If the objective is just to get allele frequencies, then there is an easier way:

total_alleles, count = ctrl.get_allele_frequency(0,"Locus2")

total_alleles returns the number of total alleles and count is a dictionary whose key is the allele id and the value is the frequency.

print ctrl.estimate_nm()
print ctrl.get_avg_fst_pair_locus("Locus4")
print ctrl.get_avg_fst_pair()
print ctrl.get_avg_fis()
print ctrl.test_hw(1, "excess")
print ctrl.get_multilocus_f_stats()
print ctrl.get_f_stats("Locus2")

Tests

print ctrl.test_ld_all_pair("Locus1", "Locus2",
    dememorization=1000, batches=10, iterations=100)

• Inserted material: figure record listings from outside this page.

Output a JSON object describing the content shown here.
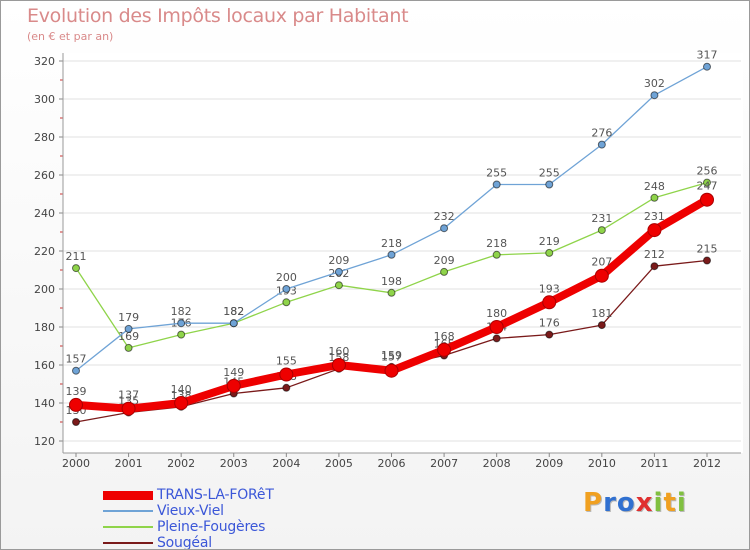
{
  "chart_data": {
    "type": "line",
    "title": "Evolution des Impôts locaux par Habitant",
    "subtitle": "(en € et par an)",
    "categories": [
      "2000",
      "2001",
      "2002",
      "2003",
      "2004",
      "2005",
      "2006",
      "2007",
      "2008",
      "2009",
      "2010",
      "2011",
      "2012"
    ],
    "ylim": [
      120,
      320
    ],
    "yticks": [
      120,
      140,
      160,
      180,
      200,
      220,
      240,
      260,
      280,
      300,
      320
    ],
    "grid": "horizontal",
    "series": [
      {
        "name": "Sougéal",
        "color": "#7a1a1a",
        "values": [
          130,
          135,
          138,
          145,
          148,
          158,
          159,
          165,
          174,
          176,
          181,
          212,
          215
        ]
      },
      {
        "name": "Pleine-Fougères",
        "color": "#8fd44a",
        "values": [
          211,
          169,
          176,
          182,
          193,
          202,
          198,
          209,
          218,
          219,
          231,
          248,
          256
        ]
      },
      {
        "name": "Vieux-Viel",
        "color": "#6fa3d6",
        "values": [
          157,
          179,
          182,
          182,
          200,
          209,
          218,
          232,
          255,
          255,
          276,
          302,
          317
        ]
      },
      {
        "name": "TRANS-LA-FORêT",
        "color": "#ee0000",
        "values": [
          139,
          137,
          140,
          149,
          155,
          160,
          157,
          168,
          180,
          193,
          207,
          231,
          247
        ]
      }
    ]
  },
  "legend": [
    {
      "label": "TRANS-LA-FORêT",
      "color": "#ee0000"
    },
    {
      "label": "Vieux-Viel",
      "color": "#6fa3d6"
    },
    {
      "label": "Pleine-Fougères",
      "color": "#8fd44a"
    },
    {
      "label": "Sougéal",
      "color": "#7a1a1a"
    }
  ],
  "logo": {
    "letters": [
      "P",
      "r",
      "o",
      "x",
      "i",
      "t",
      "i"
    ],
    "colors": [
      "#f0a020",
      "#3070d0",
      "#3070d0",
      "#e03030",
      "#80c040",
      "#f0a020",
      "#80c040"
    ]
  }
}
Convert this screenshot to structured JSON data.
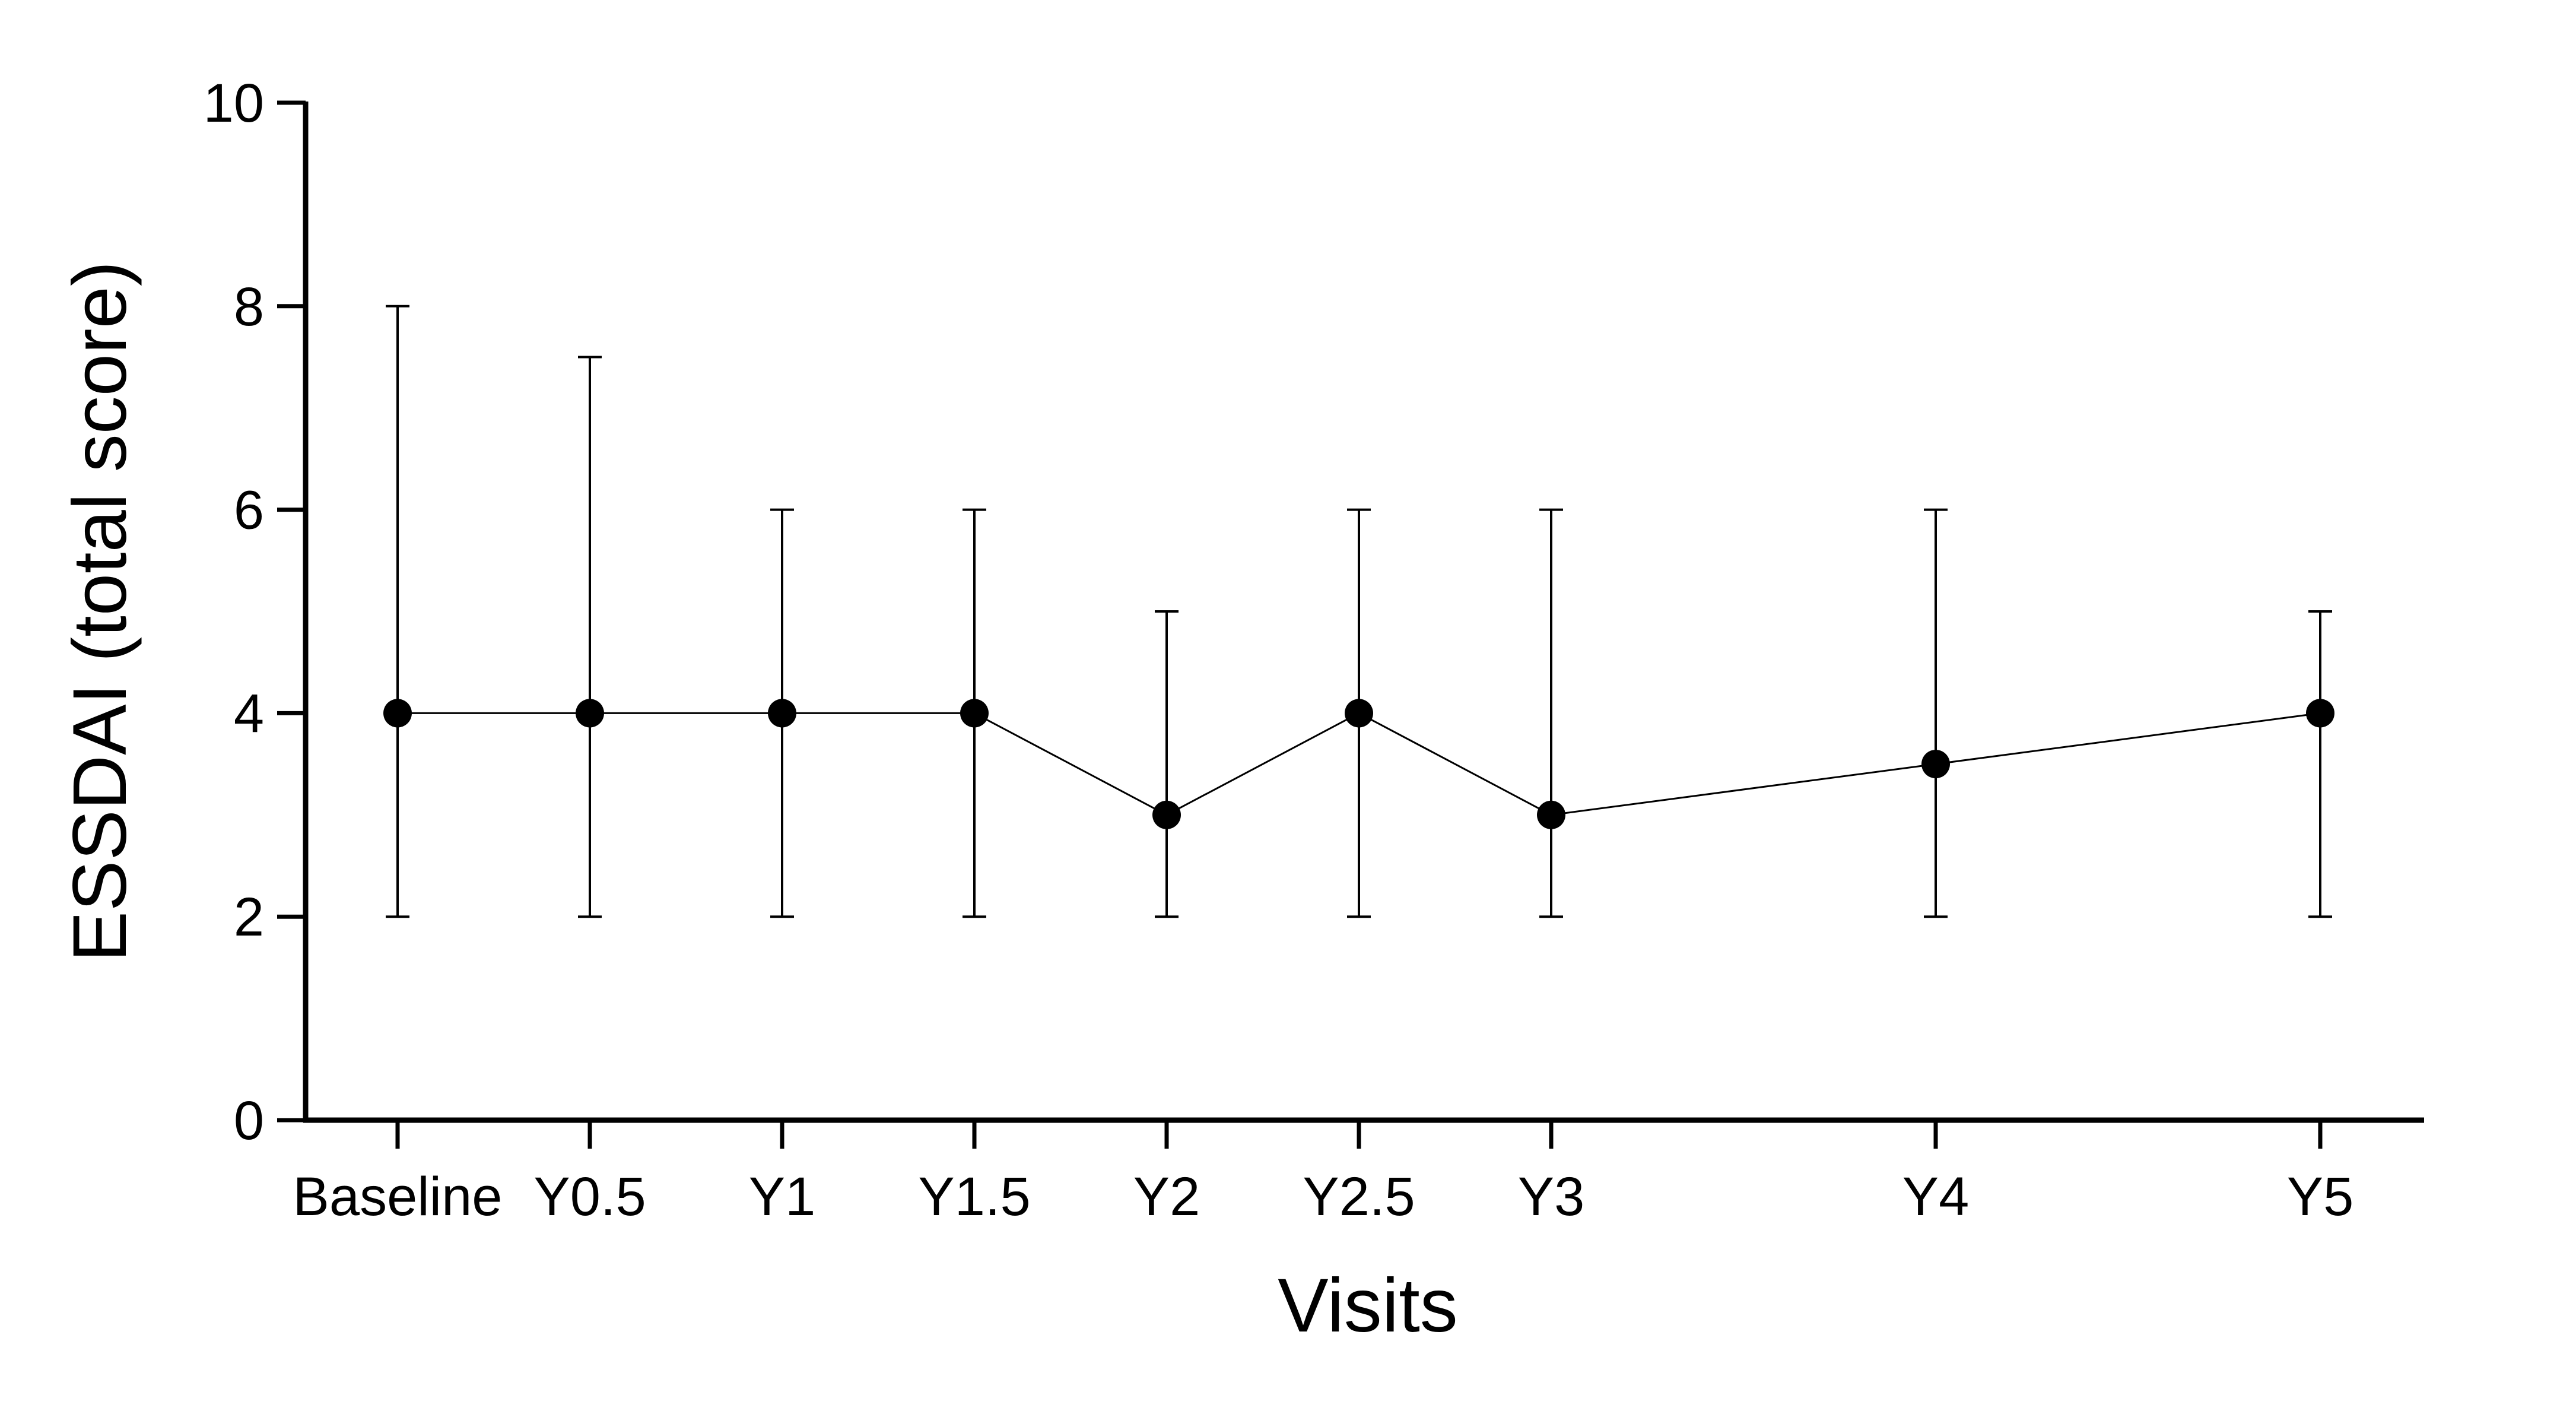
{
  "chart_data": {
    "type": "line",
    "title": "",
    "xlabel": "Visits",
    "ylabel": "ESSDAI (total score)",
    "ylim": [
      0,
      10
    ],
    "yticks": [
      0,
      2,
      4,
      6,
      8,
      10
    ],
    "xlim": [
      -0.5,
      10.5
    ],
    "grid": false,
    "legend": "none",
    "categories": [
      "Baseline",
      "Y0.5",
      "Y1",
      "Y1.5",
      "Y2",
      "Y2.5",
      "Y3",
      "Y4",
      "Y5"
    ],
    "x": [
      0,
      0.5,
      1,
      1.5,
      2,
      2.5,
      3,
      4,
      5
    ],
    "series": [
      {
        "values": [
          4,
          4,
          4,
          4,
          3,
          4,
          3,
          3.5,
          4
        ],
        "error_low": [
          2,
          2,
          2,
          2,
          2,
          2,
          2,
          2,
          2
        ],
        "error_high": [
          8,
          7.5,
          6,
          6,
          5,
          6,
          6,
          6,
          5
        ]
      }
    ],
    "colors": {
      "line": "#000000",
      "marker": "#000000",
      "axis": "#000000"
    }
  }
}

Isolation By Distance (IBD)

Isolation By Distance (IBD) analysis requires a special form of Genepop files:

  1. One individual per population
  2. The name of the individual has to be its coordinates

Example:

...
Pop
0 15, 0201  0303 0102 0302 1011
Pop
0 30, 0202  0301 0102 0303 1111
Pop
0 45, 0102  0401 0202 0102 1010
Pop
0 60, 0103  0202 0101 0202 1011
Pop
0 75, 0203  0204 0101 0102 1010
POP
15 15, 0102 0202 0201 0405 0807
...

Note that the example file that we are using, cannot be used for this case.

There is a single call for IBD analysis (note that you :

estimate, distance, (a, b), (bb, bblow, bbhigh) = \
    ctrl.calc_ibd(self, is_diplo = True, stat="a", scale="Log", min_dist=0.00001)

is_diplo specifies if data is diploid (True) or haploid (False).

stat is either a or e (see the Genepop manual for details.

scale is either Log or Linear . Log is used for 2D coordinates and Linear for 1D.

Only pairwise comparisons above min_dist are used to compute regression coefficients.

The method returns:

estimate, a triangular matrix containing genetic distances among samples according to the chosen statistic

distance, a triangular matrix containing distances (log or linear) among smamples.